Women & Automobiles Across Two Continents: An [Unfortunately] Brief Historiography of Women’s Automotive Scholarship in Australia and America

This historiography examines the trajectory of women’s automotive history scholarship in both Australia and the US to consider how women’s automotive participation has been addressed in each location – the overlaps and dissimilarities; the importance of a gendered perspective to traditional automotive histories; as well as to reflect upon future opportunities for the study of women and cars.

This paper was presented at the joint SAH/AHA Wheels Across the Pacific: Transnational Histories of the Automotive Industry Virtual Symposium in September 2022.

In Automotive History Review 64 (SPRING 2023): 30-43.

From Powder Puff to W Series: The Evolution of Women-Only Racing

This chapter in a scholarly book of essays on motorsports explores the chronology and controversy of all-female racing events, and considers how women-only racing complicates, facilitates, and liberates women’s entry, participation, and recognition in the masculine world of motorsports.

in Lives in the fast lane: essays on the history and Politics of Motor racing. D. Andrews, D. Strum, & S. Wagg (eds). London: Palgrave Macmillan, 2023: 247-270.
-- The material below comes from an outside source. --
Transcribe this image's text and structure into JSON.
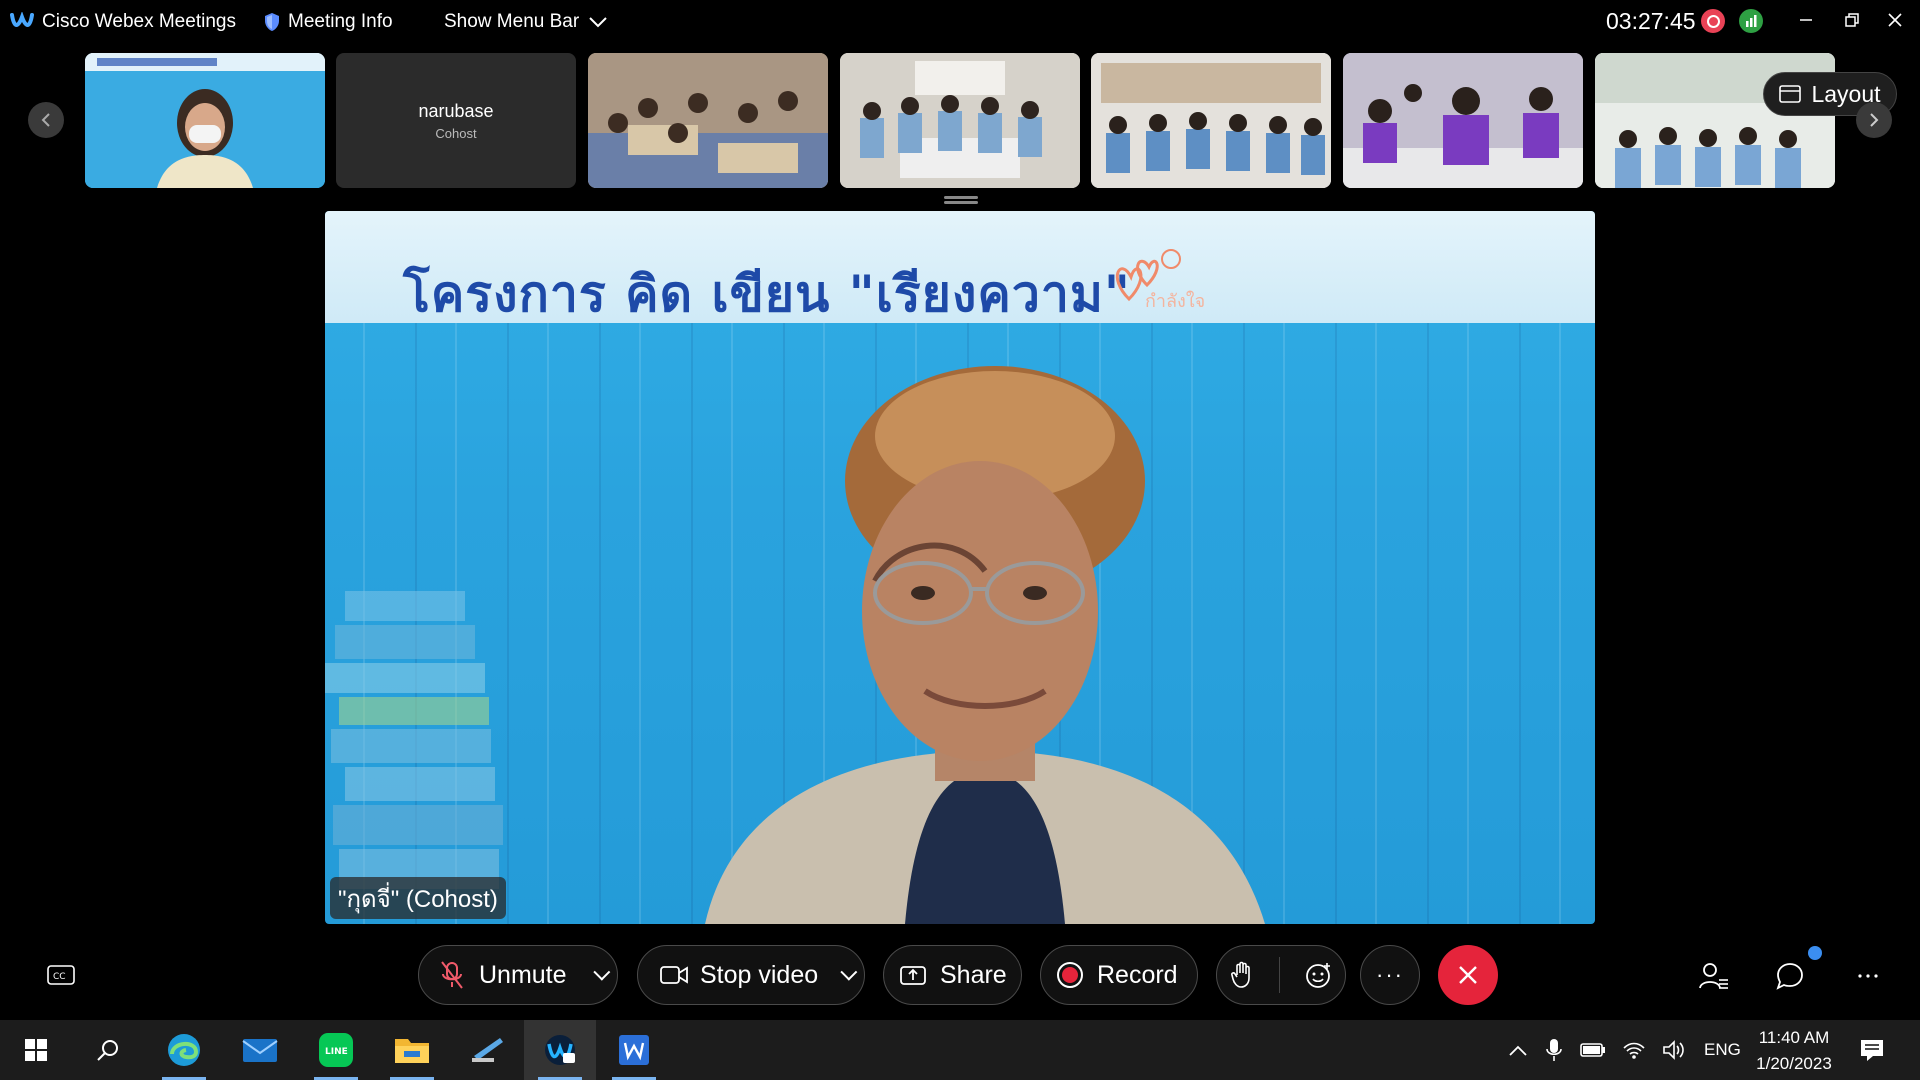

What Would Miss Daisy Drive? The Road Trip Film, the Automobile, and the Woman Behind the Wheel

This paper examines the relationship between a woman and her automobile in a variety of road trip films. Focusing on the car rather than the journey, the project encourages us to reassess the roll of the automobile in film, to expand our understanding of the road trip genre to include the female driver, as well as to broaden our notion of women’s car choice to include considerations of identity, agency, friendship, family, and empowerment.
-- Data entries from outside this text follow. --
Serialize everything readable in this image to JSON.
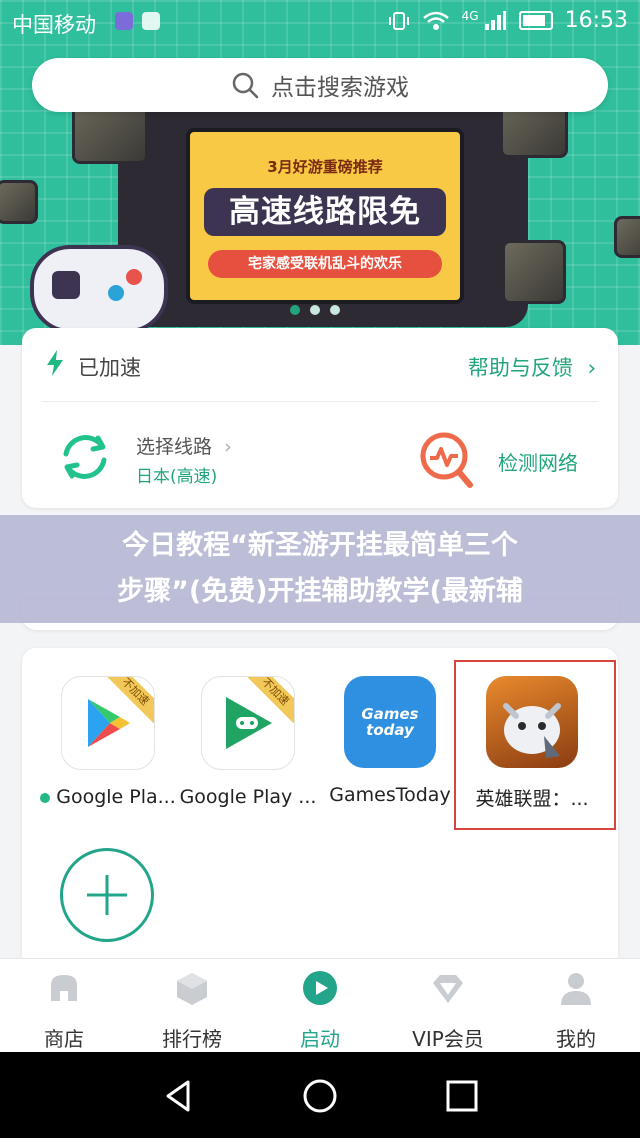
{
  "status_bar": {
    "carrier": "中国移动",
    "network": "4G",
    "time": "16:53"
  },
  "search": {
    "placeholder": "点击搜索游戏"
  },
  "banner": {
    "subtitle_top": "3月好游重磅推荐",
    "headline": "高速线路限免",
    "subtitle_bottom": "宅家感受联机乱斗的欢乐",
    "page_count": 3,
    "active_page": 1
  },
  "accelerator": {
    "status": "已加速",
    "help_link": "帮助与反馈",
    "route_label": "选择线路",
    "route_value": "日本(高速)",
    "detect_label": "检测网络"
  },
  "overlay": {
    "line1": "今日教程“新圣游开挂最简单三个",
    "line2": "步骤”(免费)开挂辅助教学(最新辅"
  },
  "games": [
    {
      "name": "Google Pla...",
      "badge": "不加速",
      "running": true
    },
    {
      "name": "Google Play ...",
      "badge": "不加速",
      "running": false
    },
    {
      "name": "GamesToday",
      "badge": "",
      "running": false
    },
    {
      "name": "英雄联盟：...",
      "badge": "",
      "running": false,
      "selected": true
    }
  ],
  "gamestoday_icon_text": "Games today",
  "bottom_nav": [
    {
      "label": "商店",
      "icon": "store-icon"
    },
    {
      "label": "排行榜",
      "icon": "ranking-icon"
    },
    {
      "label": "启动",
      "icon": "launch-icon",
      "active": true
    },
    {
      "label": "VIP会员",
      "icon": "vip-icon"
    },
    {
      "label": "我的",
      "icon": "profile-icon"
    }
  ],
  "colors": {
    "accent": "#22a58a",
    "hero_bg": "#2fbf9c",
    "selection_border": "#d8453f"
  }
}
THE JOURNAL OF POPULAR CULTURE 54.5 (October 2021): 987-1011.

McCann & Me: One Woman’s Experience in Detroit Automotive Advertising

This paper is a personal account of the three years I spent working in the creative department of McCann-Erickson during the early 1980s. It describes the automotive advertising process from concept to production, discusses the campaigns I worked on for Buick and other clients, and reflects upon some of the challenges I faced as a female in the very male dominated automotive culture.

AUTOMOTIVE HISTORY REVIEW 62 (Spring 2021): 4-16.

FUTURE

Real Racers Turn in Both Directions: Autocross and the Woman Driver

This project examines women’s growing involvement in the motorsport of autocross, an accessible and challenging timed competition in which drivers navigate a unique course defined by cones or pylons. Relying on interviews with female participants, as well as in-person observation at autocross events, this research will investigate how and why women become involved in autocross, the ways in which women have negotiated entry into a historically masculine environment, and how the autocross experience can contribute to women’s identity, confidence, self-knowledge, and empowerment.
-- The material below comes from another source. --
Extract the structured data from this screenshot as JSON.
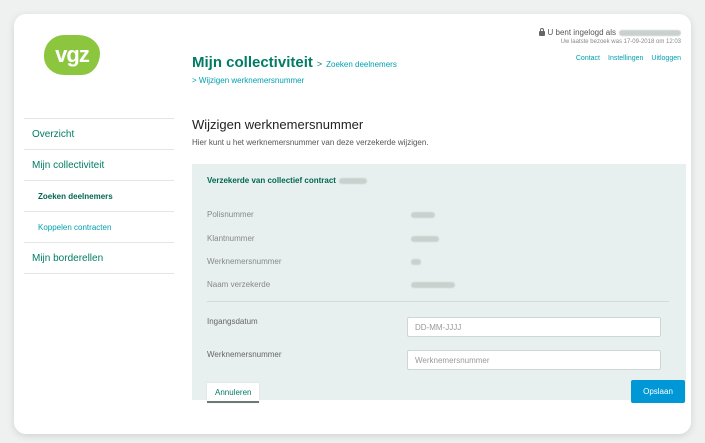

This paper was presented at the Argetsinger Symposium on Auto Racing History in Watkins Glen NY in November 2022.

Women Writing Cars: The Experiences of Female Auto Journalists

This project will focus on three accomplished female auto journalists who work in a variety of media. Through interviews, as well as an examination of their collected body of work, I hope to uncover not only the strategies women employ to overcome obstacles in a male dominated field, but also how the writers call upon their own automotive experiences as women to add an important and often missing point of view to auto journalism.

This is Not My Husband’s Jeep: Women On and Off the Road

This is a qualitative research project that will focus on female owners of Jeeps and other off-road vehicles.

Who Drives Automotive History? The Representation of Women in America’s Automotive Museums

While there have been many histories devoted to the automobile since it first appeared on the American scene in the early twentieth century, very few pay particular attention to women’s automotive involvement or interest. This absence is not only evident in the thousands of publications devoted to automotive history, but in locations such as the automotive museum as well. This project will examine the representation of the women driver in a dozen automotive museums in auto-centric Michigan and the surrounding areas. It will consider how each museum positions the role of women in automotive history, the methods by which women’s automotive involvement and impact is displayed, how women’s presence in automotive history is regarded in comparison to that of men, and perhaps offer suggestions as to how museums might better address the role and influence of women in automotive history and American culture.

This paper will be presented in March 2024 at the Popular Culture Association Conference in Chicago, Illinois.